A Senadora Ana Rita anunciou ainda
que “A CMDH abraça, acolhe a causa do Quilombo e vamos nos somar a
outras pessoas, entidades, para ajudar a resolver o conflito” e que irá
propor aos seus membros uma visita à comunidade, após os encaminhamentos
das questões emergenciais necessárias.
Processo judicial
Desde agosto de 2012, o Incra
concluiu o Relatório Técnico de Identificação e Delimitação (RTID), que
aponta que os quilombolas descendem de escravos de fazendas que
produziam cana-de-açúcar para o Engenho de Aratu, no período colonial.

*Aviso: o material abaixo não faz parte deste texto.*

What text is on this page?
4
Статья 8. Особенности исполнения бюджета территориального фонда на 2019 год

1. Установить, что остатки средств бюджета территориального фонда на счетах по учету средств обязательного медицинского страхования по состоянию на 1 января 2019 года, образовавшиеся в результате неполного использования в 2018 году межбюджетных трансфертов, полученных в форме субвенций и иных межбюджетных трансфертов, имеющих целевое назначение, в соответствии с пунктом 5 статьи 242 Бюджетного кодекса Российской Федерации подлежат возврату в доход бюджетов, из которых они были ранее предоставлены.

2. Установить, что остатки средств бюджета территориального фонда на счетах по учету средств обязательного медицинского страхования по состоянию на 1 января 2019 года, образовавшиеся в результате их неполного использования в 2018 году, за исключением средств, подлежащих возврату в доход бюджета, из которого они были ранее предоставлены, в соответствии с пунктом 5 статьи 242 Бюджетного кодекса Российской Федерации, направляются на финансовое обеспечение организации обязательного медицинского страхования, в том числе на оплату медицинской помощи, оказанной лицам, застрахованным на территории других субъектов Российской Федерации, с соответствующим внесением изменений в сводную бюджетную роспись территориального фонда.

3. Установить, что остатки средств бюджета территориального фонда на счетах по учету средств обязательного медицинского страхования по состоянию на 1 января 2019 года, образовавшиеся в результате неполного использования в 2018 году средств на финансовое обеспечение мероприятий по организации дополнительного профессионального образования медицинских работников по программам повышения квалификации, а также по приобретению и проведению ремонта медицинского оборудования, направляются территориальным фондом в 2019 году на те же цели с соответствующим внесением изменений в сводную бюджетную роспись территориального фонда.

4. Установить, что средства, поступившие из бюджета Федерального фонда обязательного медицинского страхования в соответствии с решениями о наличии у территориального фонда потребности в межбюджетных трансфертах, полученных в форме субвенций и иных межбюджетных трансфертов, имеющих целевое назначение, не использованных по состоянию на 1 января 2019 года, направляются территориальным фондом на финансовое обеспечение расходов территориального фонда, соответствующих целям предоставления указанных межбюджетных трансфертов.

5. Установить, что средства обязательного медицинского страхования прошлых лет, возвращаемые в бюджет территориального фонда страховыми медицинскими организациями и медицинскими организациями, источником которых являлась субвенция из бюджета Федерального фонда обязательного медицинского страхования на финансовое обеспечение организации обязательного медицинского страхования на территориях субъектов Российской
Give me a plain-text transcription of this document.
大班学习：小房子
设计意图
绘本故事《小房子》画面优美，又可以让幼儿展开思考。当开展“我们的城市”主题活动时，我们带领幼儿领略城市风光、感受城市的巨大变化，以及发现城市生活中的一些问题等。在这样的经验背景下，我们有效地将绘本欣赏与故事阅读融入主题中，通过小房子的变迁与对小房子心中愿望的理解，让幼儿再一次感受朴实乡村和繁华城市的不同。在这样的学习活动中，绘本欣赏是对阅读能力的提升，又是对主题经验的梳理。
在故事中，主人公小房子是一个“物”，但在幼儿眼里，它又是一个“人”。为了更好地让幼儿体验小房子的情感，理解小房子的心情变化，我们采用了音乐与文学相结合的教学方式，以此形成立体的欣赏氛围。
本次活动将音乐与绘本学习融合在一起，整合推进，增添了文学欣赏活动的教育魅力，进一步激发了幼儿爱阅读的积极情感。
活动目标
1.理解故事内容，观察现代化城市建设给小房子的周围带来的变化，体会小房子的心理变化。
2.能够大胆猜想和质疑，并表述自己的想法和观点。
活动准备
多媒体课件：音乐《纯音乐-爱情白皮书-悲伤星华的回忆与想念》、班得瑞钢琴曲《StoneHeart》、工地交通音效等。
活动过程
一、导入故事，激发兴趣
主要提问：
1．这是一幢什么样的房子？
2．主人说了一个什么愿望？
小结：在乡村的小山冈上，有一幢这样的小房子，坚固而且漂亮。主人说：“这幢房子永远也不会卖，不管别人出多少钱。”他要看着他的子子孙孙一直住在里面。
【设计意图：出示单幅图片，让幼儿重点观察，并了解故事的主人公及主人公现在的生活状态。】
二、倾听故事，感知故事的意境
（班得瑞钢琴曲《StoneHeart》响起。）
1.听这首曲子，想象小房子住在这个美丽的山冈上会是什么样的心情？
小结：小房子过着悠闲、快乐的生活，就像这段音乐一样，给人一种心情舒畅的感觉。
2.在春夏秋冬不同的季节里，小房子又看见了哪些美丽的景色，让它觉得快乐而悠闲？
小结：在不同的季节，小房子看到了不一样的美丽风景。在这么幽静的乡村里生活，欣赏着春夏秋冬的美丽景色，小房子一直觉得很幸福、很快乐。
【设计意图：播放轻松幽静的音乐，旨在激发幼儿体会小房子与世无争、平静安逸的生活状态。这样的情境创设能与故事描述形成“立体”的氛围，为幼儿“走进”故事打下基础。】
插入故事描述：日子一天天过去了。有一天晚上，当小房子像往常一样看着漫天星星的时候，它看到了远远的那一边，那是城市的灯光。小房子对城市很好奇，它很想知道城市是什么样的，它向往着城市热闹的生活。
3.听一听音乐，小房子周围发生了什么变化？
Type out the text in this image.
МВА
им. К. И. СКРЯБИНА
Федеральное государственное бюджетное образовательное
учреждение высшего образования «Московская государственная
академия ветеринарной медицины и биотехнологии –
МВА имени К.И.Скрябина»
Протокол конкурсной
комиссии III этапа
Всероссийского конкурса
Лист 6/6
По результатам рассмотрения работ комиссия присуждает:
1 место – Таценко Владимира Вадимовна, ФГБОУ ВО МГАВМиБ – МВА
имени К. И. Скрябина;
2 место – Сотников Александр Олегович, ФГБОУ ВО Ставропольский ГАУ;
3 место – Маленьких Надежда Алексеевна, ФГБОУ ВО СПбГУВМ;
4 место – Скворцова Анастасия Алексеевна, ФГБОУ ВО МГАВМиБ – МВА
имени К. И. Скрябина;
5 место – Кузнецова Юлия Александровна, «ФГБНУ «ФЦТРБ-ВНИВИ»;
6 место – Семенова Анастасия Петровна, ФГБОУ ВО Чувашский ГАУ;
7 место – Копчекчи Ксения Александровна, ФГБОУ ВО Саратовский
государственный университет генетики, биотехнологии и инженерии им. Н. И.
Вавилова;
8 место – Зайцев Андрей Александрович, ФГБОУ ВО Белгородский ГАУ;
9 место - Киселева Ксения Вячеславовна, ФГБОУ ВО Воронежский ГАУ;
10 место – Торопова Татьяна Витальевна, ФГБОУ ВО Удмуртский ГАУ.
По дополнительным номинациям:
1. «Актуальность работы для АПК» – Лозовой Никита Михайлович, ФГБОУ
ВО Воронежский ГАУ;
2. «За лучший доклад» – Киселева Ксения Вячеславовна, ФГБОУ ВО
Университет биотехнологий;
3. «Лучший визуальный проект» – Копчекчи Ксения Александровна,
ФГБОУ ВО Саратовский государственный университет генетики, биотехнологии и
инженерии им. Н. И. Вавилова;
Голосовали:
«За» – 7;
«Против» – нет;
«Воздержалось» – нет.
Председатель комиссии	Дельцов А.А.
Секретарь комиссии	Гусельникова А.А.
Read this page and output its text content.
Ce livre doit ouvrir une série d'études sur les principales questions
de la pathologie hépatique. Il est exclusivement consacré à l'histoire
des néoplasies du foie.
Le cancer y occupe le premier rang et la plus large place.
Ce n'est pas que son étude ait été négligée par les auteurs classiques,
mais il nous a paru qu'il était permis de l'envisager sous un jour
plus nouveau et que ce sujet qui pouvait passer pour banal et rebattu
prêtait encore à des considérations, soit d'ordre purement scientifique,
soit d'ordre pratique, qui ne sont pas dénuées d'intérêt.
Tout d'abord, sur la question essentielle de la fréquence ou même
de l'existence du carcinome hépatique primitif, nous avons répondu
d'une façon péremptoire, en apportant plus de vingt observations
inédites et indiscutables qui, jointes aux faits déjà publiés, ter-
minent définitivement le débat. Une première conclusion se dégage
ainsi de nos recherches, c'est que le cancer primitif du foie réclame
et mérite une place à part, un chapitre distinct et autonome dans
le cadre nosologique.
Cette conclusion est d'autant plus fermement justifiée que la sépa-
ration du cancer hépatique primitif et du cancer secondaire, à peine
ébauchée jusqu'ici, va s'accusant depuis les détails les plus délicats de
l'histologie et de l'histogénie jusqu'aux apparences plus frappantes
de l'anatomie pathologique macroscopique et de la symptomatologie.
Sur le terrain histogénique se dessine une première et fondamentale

Ao longo do tempo, as famílias de descendentes desses escravos se
fixaram no local. No entanto, até o presente momento o RTID não foi
publicado no Diário oficial da União.
Durante a reunião com a Senadora, O
advogado Maurício Correia, da Associação dos Advogados dos Trabalhadores
Rurais da Bahia (AATR), que tem prestado assistência jurídica à
comunidade, solicitou a publicação imediata do RTID, uma vez que a
proposta de resolução do problema, realocando as famílias para um local
de apenas 21 hectares, não condiz com as necessidades de vida objetivas
da comunidade.
Em setembro de 2011 a Comunidade
entrou na estatística de mais um remanescente de quilombo, reconhecido
pela Fundação Cultural Palmares. Além da comunidade vivenciar
cotidianamente as violações de Direitos Humanos, o Quilombo Rio dos
Macacos está sob a ameaça de ser expulso do seu território tradicional
em razão de três ações reivindicatórias ajuizadas pela União Federal
contra a referida comunidade, em que qualifica os Réus como “invasores” e
solicita a desocupação do imóvel.
As terras ocupadas pelo quilombo
encontram-se na divisa dos municípios Salvador e Simões Filho. A
fronteira entre um e outro município é dada pelo mesmo Rio dos Macacos
de que a comunidade empresta o nome.
De acordo o censo de 2010, realizado
pelo IBGE, o município de Simões Filho possui uma área de 201,222 km²,
com uma população de 118.047 habitantes, dos quais 88,6% residem em área
urbana e apenas 10,4% em área rural.
A comunidade faz parte dessa pequena
porcentagem rural, e ocupa um território de 301 hectares. Mesmo estando
próximo a área urbana, seus costumes e cultura são referencialmente
rurais.
O advogado Correia comenta que
existe uma intransigência jurídica com relação ao caso. “A petição diz
que os quilombolas são invasores da área militar e cometem crime
ambiental.
No entanto, todos esses casos são
falácias da Marinha, pois não há nenhuma prática de crime ambiental no
local. O que existe é uma comunidade que resiste a mais de 150 anos a
indústrias, usinas, fazendas e agora à Marinha”.